Clearly, the current investigational focus is on reproducibly defining the subpopulations for whom a particular therapy offers optimal local and survival benefit while limiting the toxicities of treatment. The pendulum continues to swing as technical advances are made. If one could more specifically define the region that needs to be treated, coupled with the advent of the technology that allows our treatments to be more focused (such as with intensity-modulated radiation therapy, deep inspiration breathhold, and brachytherapy), then our goals may be achieved.[8-11]
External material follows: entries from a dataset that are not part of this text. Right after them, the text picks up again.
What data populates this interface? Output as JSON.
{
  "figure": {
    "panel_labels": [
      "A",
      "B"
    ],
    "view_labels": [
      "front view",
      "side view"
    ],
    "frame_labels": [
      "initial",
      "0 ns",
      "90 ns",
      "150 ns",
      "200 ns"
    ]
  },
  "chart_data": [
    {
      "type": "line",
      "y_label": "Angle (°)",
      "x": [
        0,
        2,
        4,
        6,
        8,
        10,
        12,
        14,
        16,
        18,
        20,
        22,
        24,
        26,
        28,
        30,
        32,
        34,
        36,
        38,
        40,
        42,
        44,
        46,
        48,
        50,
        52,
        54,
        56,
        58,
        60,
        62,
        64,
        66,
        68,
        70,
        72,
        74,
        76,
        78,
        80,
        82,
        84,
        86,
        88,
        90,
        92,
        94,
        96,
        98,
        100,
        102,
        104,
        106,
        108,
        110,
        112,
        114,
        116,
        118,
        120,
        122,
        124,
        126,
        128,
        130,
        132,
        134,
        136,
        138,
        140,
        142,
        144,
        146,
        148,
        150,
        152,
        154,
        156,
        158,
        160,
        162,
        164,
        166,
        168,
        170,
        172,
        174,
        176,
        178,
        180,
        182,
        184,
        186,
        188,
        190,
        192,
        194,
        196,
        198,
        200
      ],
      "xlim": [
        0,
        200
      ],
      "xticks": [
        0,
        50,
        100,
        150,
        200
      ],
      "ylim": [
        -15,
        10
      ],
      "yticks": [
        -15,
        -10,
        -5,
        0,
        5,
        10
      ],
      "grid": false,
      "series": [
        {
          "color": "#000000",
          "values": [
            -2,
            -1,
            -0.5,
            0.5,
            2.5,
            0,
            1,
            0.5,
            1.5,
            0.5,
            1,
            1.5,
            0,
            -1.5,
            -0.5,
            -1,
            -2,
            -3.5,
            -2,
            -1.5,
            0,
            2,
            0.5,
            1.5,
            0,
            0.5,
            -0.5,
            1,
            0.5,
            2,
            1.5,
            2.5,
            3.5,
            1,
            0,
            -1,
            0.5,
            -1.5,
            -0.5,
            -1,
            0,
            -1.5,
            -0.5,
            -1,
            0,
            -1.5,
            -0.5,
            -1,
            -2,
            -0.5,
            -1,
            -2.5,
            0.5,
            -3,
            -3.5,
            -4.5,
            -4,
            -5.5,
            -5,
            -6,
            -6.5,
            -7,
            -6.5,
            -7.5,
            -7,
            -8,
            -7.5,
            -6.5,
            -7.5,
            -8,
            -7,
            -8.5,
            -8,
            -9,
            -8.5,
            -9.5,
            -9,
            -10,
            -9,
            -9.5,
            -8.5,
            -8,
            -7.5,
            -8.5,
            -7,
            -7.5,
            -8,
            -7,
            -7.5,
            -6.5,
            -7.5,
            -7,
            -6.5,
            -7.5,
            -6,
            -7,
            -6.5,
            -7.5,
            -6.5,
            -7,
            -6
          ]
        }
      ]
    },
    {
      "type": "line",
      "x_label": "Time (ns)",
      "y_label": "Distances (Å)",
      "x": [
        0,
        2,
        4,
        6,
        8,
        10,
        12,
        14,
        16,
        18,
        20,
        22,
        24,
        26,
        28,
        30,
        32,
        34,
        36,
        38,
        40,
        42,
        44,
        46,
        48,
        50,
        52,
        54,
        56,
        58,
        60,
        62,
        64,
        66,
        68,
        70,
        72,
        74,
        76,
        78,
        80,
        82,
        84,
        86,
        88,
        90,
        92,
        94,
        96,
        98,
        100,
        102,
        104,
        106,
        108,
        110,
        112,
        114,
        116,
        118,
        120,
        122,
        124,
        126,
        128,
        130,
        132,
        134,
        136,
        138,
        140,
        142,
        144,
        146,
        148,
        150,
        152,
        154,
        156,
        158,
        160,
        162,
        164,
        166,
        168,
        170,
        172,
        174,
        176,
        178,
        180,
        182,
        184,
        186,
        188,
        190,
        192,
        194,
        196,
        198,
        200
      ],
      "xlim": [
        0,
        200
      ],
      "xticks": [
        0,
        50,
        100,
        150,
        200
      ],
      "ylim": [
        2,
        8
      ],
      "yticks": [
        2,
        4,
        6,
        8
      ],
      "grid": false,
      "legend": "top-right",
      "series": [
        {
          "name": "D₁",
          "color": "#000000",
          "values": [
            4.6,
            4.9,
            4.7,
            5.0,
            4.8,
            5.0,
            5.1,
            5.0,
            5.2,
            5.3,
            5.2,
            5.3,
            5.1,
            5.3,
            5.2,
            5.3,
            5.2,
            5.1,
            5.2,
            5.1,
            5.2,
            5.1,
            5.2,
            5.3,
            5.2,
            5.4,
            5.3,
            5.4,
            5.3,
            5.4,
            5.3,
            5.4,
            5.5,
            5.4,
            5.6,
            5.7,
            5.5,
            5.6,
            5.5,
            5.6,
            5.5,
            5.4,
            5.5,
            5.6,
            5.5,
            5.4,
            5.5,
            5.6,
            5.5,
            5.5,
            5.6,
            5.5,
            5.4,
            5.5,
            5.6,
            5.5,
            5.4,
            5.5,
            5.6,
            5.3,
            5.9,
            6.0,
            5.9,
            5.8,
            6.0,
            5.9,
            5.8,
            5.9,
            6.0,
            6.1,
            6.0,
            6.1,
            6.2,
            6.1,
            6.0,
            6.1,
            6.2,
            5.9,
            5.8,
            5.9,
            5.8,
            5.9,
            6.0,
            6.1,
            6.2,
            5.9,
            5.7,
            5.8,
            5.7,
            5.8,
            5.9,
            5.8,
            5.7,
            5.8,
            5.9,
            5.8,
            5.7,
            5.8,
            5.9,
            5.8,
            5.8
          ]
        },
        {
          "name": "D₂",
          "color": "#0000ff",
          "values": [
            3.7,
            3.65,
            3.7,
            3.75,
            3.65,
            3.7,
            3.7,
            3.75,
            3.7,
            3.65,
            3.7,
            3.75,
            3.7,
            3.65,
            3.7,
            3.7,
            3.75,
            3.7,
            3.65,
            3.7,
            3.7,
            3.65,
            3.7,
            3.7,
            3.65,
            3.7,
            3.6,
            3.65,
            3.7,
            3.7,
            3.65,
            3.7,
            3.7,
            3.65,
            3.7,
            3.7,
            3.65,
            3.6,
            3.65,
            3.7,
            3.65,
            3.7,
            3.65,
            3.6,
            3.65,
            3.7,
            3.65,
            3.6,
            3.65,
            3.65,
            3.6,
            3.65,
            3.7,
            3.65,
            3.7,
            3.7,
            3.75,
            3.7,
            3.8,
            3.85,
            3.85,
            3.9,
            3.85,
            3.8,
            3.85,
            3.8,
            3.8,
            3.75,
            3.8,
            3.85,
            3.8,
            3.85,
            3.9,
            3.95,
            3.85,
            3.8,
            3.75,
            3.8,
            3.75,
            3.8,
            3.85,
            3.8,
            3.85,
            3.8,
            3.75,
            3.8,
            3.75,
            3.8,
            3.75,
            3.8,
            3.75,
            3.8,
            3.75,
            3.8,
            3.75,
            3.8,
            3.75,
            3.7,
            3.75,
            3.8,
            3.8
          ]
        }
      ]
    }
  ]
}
While preliminary studies of intensity-modulated radiation therapy using conventional field arrangements have demonstrated improved dose homogeneity within the breast, the potential advantage of this technology lies in its ability to deliver doses differentially with combinations of photons and electrons. With the apparent need to continue using tumor boosts, intensity-modulated radiation therapy can selectively treat the boost volume while simultaneously treating the whole breast volume. Also, defining the volumes of interest to include the nodal sites in higher-risk patients, with inverse planning, may help to develop novel radiation field arrangements. However, the question remains: Is less really more?

References

1. Fisher B, Anderson S, Redmond CK, et al: Reanalysis and results after 12 years of follow-up in a randomized clinical trial comparing total mastectomy with lumpectomy with or without irradiation in the treatment of breast cancer. N Engl J Med 333:1456-1461, 1995.

2. Cheson B, Abrams J, Gravell A, for the NCI: Clinical trials referral resource. Oncology 15(2):176-185, 2001.

3. Silverstein MJ: Ductal carcinoma in situ of the breast. Br Med J 317:734-739, 1998.

4. Bartelink H, Collette L, Forquet A, et al: Impact of a boost of 16 Gy on the local control and cosmesis in patients with early breast cancer: The EORTC "boost versus no boost" trial. Int J Radiat Oncol Biol Phys 48(suppl 1):1, 2000.

5. Fletcher G: Primary Management of Breast Cancer, in Fletcher G (ed): Textbook of Radiotherapy, pp 336-358. Philadelphia, Lea & Febiger, 1966.

6. Marks LB, Herbert ME, Bentel G, et al: To treat or not to treat the internal mammary nodes: A possible compromise. Int J Radiat Oncol Biol Phys 29:903-909, 1994.

7. Galper S, Gelman R, Recht A, et al: Second non-breast malignancies after conservative surgery and radiation therapy for early-stage breast cancer. Int J Radiat Oncol Biol Phys 48(suppl 1):68, 2000.

8. McCormick B, Hong L, Chui C, et al: Breast IMRT: The potential for treatment improvement with intensity modulation in left-sided disease. Int J Radiat Oncol Biol Phys 48(suppl 1):2066, 2000.

9. Kuske RR, Bolton JS, Fuhrman G, et al: Wide volume brachytherapy alone for select breast cancers: The ten-year experience of the Ochsner Clinic. Int J Radiat Oncol Biol Phys 48(suppl 1):2063, 2000.

10. Lomas A, Cella L, Weber D, et al: Potential role of IMRT and protons in the treatment of the breast and regional nodes. Int J Radiat Oncol Biol Phys 48(suppl 1):2065, 2000.

11. Kestin L, Sharpe M, Frazier R, et al: Intensity modulation to improve dose uniformity with tangential breast radiotherapy. Int J Radiat Oncol Biol Phys 48(suppl 1):2062, 2000.